The nurse was down the hall for another half hour—said

later, over the line, she figured it must have been about
that long, and apologized, but there’d been so many

in her care, so many cut off from anyone who knew them.
When a forwarded refund check from your local paper

arrived, I learned you’d called a week before to cancel
your subscription; you knew you weren’t going home.

Pallbearers named, you’d taken care to tell me Under
the circumstances a funeral can be delayed
, then went

ahead and agreed to a lease, through oxygen mask and phone,
with the rancher renting pasture below the farmhouse.

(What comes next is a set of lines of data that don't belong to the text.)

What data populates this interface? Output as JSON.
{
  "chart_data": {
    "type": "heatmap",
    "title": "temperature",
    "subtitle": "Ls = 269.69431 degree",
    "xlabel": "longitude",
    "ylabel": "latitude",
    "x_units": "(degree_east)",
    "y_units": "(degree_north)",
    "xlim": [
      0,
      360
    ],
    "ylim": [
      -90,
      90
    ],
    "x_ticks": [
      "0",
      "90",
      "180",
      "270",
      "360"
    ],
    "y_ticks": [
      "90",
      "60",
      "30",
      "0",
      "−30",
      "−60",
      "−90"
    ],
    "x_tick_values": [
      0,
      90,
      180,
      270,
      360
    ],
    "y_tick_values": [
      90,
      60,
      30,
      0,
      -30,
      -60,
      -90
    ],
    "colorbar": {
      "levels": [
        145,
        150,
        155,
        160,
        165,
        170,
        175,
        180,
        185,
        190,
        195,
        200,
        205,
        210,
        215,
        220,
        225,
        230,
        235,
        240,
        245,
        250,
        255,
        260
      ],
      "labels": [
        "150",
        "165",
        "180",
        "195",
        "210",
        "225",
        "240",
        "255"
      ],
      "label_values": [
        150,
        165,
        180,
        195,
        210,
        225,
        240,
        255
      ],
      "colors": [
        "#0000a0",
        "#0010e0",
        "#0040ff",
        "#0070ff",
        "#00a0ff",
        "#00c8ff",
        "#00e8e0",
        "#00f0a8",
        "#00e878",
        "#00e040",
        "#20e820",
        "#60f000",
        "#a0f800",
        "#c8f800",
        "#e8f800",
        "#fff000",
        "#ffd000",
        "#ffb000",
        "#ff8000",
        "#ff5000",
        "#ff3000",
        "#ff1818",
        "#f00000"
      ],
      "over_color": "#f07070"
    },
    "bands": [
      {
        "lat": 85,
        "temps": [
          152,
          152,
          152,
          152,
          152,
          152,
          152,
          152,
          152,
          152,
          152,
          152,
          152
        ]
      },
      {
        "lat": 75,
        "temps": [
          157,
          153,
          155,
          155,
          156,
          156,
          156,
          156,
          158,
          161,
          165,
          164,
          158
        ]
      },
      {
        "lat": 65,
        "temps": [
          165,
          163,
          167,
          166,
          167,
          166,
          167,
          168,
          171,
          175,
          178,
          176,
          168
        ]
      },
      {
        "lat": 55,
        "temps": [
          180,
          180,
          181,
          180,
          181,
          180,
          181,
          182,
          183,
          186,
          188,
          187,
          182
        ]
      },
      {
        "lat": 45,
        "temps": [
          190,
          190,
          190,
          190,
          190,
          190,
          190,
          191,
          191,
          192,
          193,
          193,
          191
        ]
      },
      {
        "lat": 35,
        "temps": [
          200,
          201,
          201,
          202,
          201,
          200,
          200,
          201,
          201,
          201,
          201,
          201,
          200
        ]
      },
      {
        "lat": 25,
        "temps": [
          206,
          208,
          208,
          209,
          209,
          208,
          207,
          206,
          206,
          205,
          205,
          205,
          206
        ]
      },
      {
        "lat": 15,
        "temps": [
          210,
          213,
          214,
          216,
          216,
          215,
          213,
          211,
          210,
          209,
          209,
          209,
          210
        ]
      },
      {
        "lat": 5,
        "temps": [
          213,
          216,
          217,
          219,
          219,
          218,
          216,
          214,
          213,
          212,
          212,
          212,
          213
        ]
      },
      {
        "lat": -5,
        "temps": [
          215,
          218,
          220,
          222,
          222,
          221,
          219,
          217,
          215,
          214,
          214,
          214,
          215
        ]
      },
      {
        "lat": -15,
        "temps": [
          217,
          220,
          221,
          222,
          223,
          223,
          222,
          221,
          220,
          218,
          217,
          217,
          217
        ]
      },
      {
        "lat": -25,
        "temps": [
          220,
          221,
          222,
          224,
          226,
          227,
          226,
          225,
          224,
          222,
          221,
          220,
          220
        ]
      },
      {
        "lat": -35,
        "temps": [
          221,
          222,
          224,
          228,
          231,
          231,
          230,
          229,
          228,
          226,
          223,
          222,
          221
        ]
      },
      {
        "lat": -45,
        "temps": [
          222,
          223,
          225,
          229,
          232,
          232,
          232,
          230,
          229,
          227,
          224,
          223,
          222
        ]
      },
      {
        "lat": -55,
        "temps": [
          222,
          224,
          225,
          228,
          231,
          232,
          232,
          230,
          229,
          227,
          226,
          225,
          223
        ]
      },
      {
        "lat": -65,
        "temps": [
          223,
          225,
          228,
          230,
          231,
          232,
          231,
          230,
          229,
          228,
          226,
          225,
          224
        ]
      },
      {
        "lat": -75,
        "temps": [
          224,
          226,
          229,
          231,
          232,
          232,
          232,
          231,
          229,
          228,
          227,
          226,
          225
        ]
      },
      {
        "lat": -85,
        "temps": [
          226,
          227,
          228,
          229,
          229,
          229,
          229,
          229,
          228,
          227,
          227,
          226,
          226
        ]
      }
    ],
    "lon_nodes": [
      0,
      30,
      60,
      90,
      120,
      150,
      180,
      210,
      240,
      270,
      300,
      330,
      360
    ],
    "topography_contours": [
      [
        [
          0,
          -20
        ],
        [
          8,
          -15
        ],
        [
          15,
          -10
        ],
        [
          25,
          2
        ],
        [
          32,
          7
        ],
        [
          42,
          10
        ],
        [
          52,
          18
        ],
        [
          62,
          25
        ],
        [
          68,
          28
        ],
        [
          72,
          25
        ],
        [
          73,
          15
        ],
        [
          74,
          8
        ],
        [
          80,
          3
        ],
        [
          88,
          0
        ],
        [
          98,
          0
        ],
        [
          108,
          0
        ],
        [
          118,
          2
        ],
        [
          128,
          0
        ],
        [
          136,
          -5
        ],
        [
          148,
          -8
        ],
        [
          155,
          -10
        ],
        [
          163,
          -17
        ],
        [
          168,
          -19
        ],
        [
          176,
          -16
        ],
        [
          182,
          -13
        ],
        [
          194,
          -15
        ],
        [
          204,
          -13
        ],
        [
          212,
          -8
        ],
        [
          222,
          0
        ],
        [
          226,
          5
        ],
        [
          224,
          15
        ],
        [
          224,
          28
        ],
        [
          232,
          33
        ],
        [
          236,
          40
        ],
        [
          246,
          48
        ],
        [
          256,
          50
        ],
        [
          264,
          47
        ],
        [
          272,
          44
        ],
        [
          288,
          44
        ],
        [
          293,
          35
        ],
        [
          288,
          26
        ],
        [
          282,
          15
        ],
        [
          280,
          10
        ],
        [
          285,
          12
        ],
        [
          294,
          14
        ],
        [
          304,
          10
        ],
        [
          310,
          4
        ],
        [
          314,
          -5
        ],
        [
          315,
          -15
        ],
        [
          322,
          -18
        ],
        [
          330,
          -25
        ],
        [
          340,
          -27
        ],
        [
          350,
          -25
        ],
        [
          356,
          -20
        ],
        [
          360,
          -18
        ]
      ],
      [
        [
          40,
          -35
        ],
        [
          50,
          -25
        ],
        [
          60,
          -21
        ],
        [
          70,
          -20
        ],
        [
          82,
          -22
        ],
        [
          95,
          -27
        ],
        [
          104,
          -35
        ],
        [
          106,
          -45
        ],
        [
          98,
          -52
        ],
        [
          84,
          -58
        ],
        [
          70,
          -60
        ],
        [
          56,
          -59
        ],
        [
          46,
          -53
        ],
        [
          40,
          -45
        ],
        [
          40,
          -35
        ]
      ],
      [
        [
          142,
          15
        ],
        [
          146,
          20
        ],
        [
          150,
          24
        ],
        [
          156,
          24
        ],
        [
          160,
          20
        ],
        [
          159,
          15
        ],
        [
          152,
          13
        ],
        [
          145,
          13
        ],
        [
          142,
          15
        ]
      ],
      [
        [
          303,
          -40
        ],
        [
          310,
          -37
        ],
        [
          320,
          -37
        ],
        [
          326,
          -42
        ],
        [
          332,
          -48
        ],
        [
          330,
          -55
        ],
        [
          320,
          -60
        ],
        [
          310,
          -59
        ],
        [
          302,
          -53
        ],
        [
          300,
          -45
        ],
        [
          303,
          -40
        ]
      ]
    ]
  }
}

You explained details, for as long as you could talk—
had me repeat what I’d need to know before taking over,

from a distance, the farm I wouldn’t have inherited, except
my brother died before you. For a long time I’d thought

silence might’ve been how we expressed love, but that
wasn’t right. Yet I couldn’t touch your hand or forehead,

couldn’t listen when, in the stark room I never saw, your
lungs began pausing longer, letting you go as if slipping

from a chrysalis, breath ebbing as you grew light, last changes
before release from what never got said, out to the wide

sky over fields your neighbors will plant this spring—
fields you first walked when the land yielded nothing but

the dust swirling around you and your skinny brothers, boys
whose mother no longer spoke. Three kids lined up

unflinching, unsmiling in baggy, government-issue overalls,
so tightly squeezed inside yourselves, squeezed together

inside the photo from 1933, shadowy cell you’re the last
brother to leave— the middle one, shock of bang fallen

over your forehead, dark-eyed gaze so like your mother’s,
who’s not there. I try to meet the boy’s eyes, tilting

the picture in different ways, but I can’t, not even now.